Background: With multiple strains of various pathogens being sequenced, it is necessary to develop high-throughput methods that can simultaneously process multiple bacterial or viral genomes to find common fingerprints as well as fingerprints that are unique to each individual genome. We present algorithmic enhancements to an existing single-genome pipeline that allows for efficient design of microarray probes common to groups of target genomes. The enhanced pipeline takes advantage of the similarities in the input genomes to narrow the search to short, nonredundant regions of the target genomes and, thereby, significantly reduces the computation time. The pipeline also computes a three-state hybridization matrix, which gives the expected hybridization of each probe with each target.
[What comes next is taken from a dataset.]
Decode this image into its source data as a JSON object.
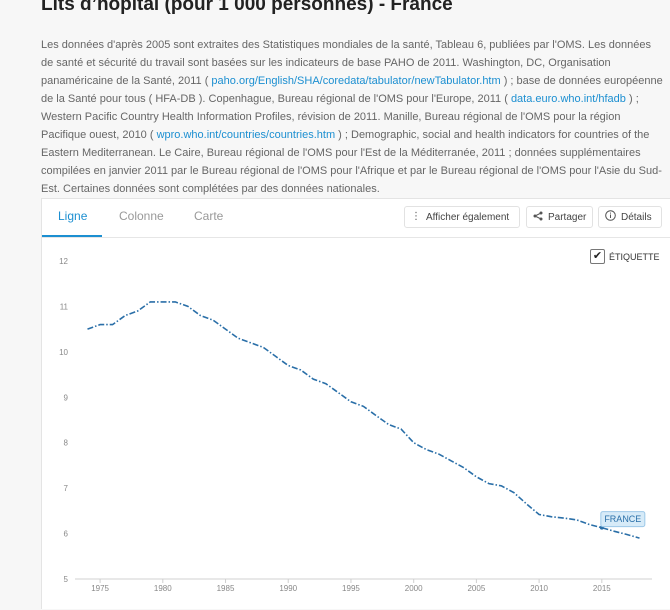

Results: Design of microarray probes for eight pathogenic Burkholderia genomes shows that the multiple-genome pipeline is nearly four-times faster than the single-genome pipeline for this application. The probes designed for these eight genomes were experimentally tested with one non-target and three target genomes. Hybridization experiments show that less than 10% of the designed probes cross hybridize with non-targets. Also, more than 65% of the probes designed to identify all Burkholderia mallei and B. pseudomallei strains successfully hybridize with a B. pseudomallei strain not used for probe design.
Conclusion: The savings in runtime suggest that the enhanced pipeline can be used to design fingerprints for tens or even hundreds of related genomes in a single run. Hybridization results with an unsequenced B. pseudomallei strain indicate that the designed probes might be useful in identifying unsequenced strains of B. mallei and B. pseudomallei.